AMD APP SDK v2.3 empowers software developers to write new applications that can take full advantage of the parallel processing power of heterogeneous computing platforms, such as those based on new AMD E-series and C-series APUs that combine a multi-core CPU and DirectX11-capable GPU on a single die. The new SDK also offers improved runtime performance and math libraries for OpenCL.
“When developers harness the power of parallel processing within our APU designs, they can fundamentally change the PC experience to help not only make it faster, but also to create new possibilities in software,” said John Taylor, director of client product and software marketing, AMD.
Please advise.
I also have Phenom II Deneb in the compuiter I wrote this sentence on. It's mostly to deal with heavy codes such as those found in high-end IC design CAD and maybe some 3D stuff that also include PCB creation with other softwares in the background.
BTW, do you know which the best benchmark program for the Propeller? I may want some of the source codes so I can write the out-of-order execution demo for the P8X32A chip.
Dr. Mario, this is fantastic - with three of us working on this, sharing notes and ideas, we can make some great progressive strides.
The AMD Radeon HD 4670 has 320 streaming processors and has come down in price ranging from $50 to $25 street. You could build one massive multiple core machine with 320 cores with only one AMD and a few Propellers at the front end.
http://www.anandtech.com/show/2616
With an investment of $500, get 20x320=6,400 processors.
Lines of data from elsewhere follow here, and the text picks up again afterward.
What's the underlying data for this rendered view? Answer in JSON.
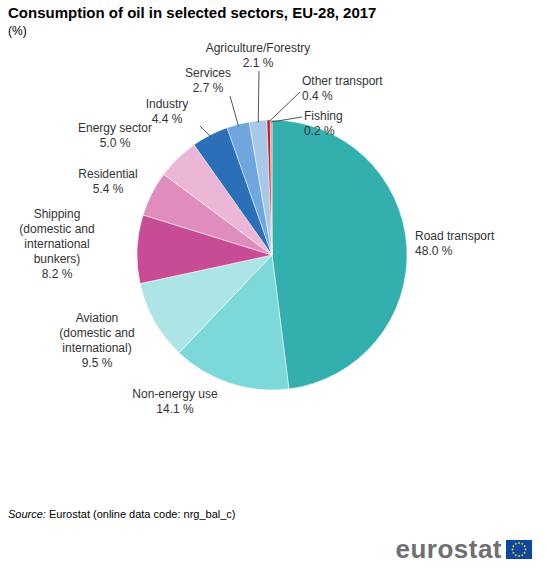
{
  "chart_data": {
    "type": "pie",
    "title": "Consumption of oil in selected sectors, EU-28, 2017",
    "subtitle": "(%)",
    "categories": [
      "Road transport",
      "Non-energy use",
      "Aviation (domestic and international)",
      "Shipping (domestic and international bunkers)",
      "Residential",
      "Energy sector",
      "Industry",
      "Services",
      "Agriculture/Forestry",
      "Other transport",
      "Fishing"
    ],
    "values": [
      48.0,
      14.1,
      9.5,
      8.2,
      5.4,
      5.0,
      4.4,
      2.7,
      2.1,
      0.4,
      0.2
    ],
    "value_labels": [
      "48.0 %",
      "14.1 %",
      "9.5 %",
      "8.2 %",
      "5.4 %",
      "5.0 %",
      "4.4 %",
      "2.7 %",
      "2.1 %",
      "0.4 %",
      "0.2 %"
    ],
    "colors": [
      "#33b0ae",
      "#7dd9d9",
      "#ade5e6",
      "#c84b95",
      "#e08dbd",
      "#ecb7d6",
      "#2a6fb8",
      "#6ea6dd",
      "#a8c8ea",
      "#c0202a",
      "#f08080"
    ],
    "data_labels": true,
    "source": "Source: Eurostat (online data code: nrg_bal_c)",
    "logo": "eurostat"
  }
}
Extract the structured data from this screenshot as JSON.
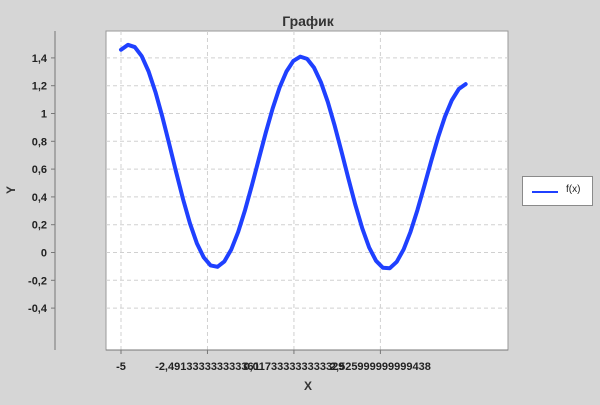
{
  "chart_data": {
    "type": "line",
    "title": "График",
    "xlabel": "X",
    "ylabel": "Y",
    "xlim": [
      -5.0,
      5.3
    ],
    "ylim": [
      -0.5,
      1.5
    ],
    "y_ticks": [
      "1,4",
      "1,2",
      "1",
      "0,8",
      "0,6",
      "0,4",
      "0,2",
      "0",
      "-0,2",
      "-0,4"
    ],
    "y_tick_values": [
      1.4,
      1.2,
      1.0,
      0.8,
      0.6,
      0.4,
      0.2,
      0.0,
      -0.2,
      -0.4
    ],
    "x_ticks": [
      "-5",
      "-2,491333333333361",
      "0,017333333333329",
      "2,525999999999438"
    ],
    "x_tick_values": [
      -5.0,
      -2.491333333333361,
      0.017333333333329,
      2.525999999999438
    ],
    "grid": true,
    "legend_position": "right",
    "series": [
      {
        "name": "f(x)",
        "color": "#1f40ff",
        "x": [
          -5.0,
          -4.8,
          -4.6,
          -4.4,
          -4.2,
          -4.0,
          -3.8,
          -3.6,
          -3.4,
          -3.2,
          -3.0,
          -2.8,
          -2.6,
          -2.4,
          -2.2,
          -2.0,
          -1.8,
          -1.6,
          -1.4,
          -1.2,
          -1.0,
          -0.8,
          -0.6,
          -0.4,
          -0.2,
          0.0,
          0.2,
          0.4,
          0.6,
          0.8,
          1.0,
          1.2,
          1.4,
          1.6,
          1.8,
          2.0,
          2.2,
          2.4,
          2.6,
          2.8,
          3.0,
          3.2,
          3.4,
          3.6,
          3.8,
          4.0,
          4.2,
          4.4,
          4.6,
          4.8,
          5.0
        ],
        "y": [
          1.459,
          1.494,
          1.478,
          1.413,
          1.303,
          1.154,
          0.976,
          0.78,
          0.578,
          0.384,
          0.21,
          0.067,
          -0.035,
          -0.093,
          -0.103,
          -0.064,
          0.022,
          0.148,
          0.306,
          0.485,
          0.674,
          0.862,
          1.036,
          1.186,
          1.302,
          1.378,
          1.409,
          1.393,
          1.33,
          1.225,
          1.083,
          0.912,
          0.724,
          0.53,
          0.342,
          0.174,
          0.036,
          -0.06,
          -0.11,
          -0.113,
          -0.067,
          0.022,
          0.149,
          0.305,
          0.479,
          0.658,
          0.828,
          0.978,
          1.096,
          1.176,
          1.211
        ]
      }
    ]
  }
}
A thousand dollars yields a harvest of 12,800 processors.
With 514 million transistors, this board has a 2,000 MHz data rate.
http://www.amd.com/us/products/desktop/graphics/ati-radeon-hd-4000/hd-4600/Pages/ati-radeon-hd-4600-overview.aspx
Specs
http://www.amd.com/us/products/desktop/graphics/ati-radeon-hd-4000/hd-4600/Pages/ati-radeon-hd-4600-specifications.aspx
And, Mike G - you can do that, I think it's mentioned in the datasheet for Radeon HD 2000 series: http://developer.amd.com/media/gpu_assets/ATI_Radeon_HD_2000_programming_guide.pdf - otherwise, how would we use the GPU to re-encode our home video?
And, there's some problem: If we should use PCIe x4, we may need maybe 120 Props to satisfy the throughput requirements. PCIe x1 should be no problem to try and snake the data throughout, while PCIe x16 is a huge problem (will need 320 Propeller I / 24 Propeller II to keep up with that kind of bandwidth - at least if we use Cyclone III FPGA to cut out our jobs, that would solve the bandwidth problems - and beware: Altera Quartus II tools are HUGE [I am glad I got 500GB hard drive here. -___-;] and I have it installed on my workstation already.)
And running OpenCL on Propeller II is doable. It's all is need is that libraries be copied and converted into PASM then saved onto the boot firmware flash ( / FeRAM or even SPI-compatible Magnetic RAM) and running. OpenCL is supposed to be barebone (very small set of library - all by itself).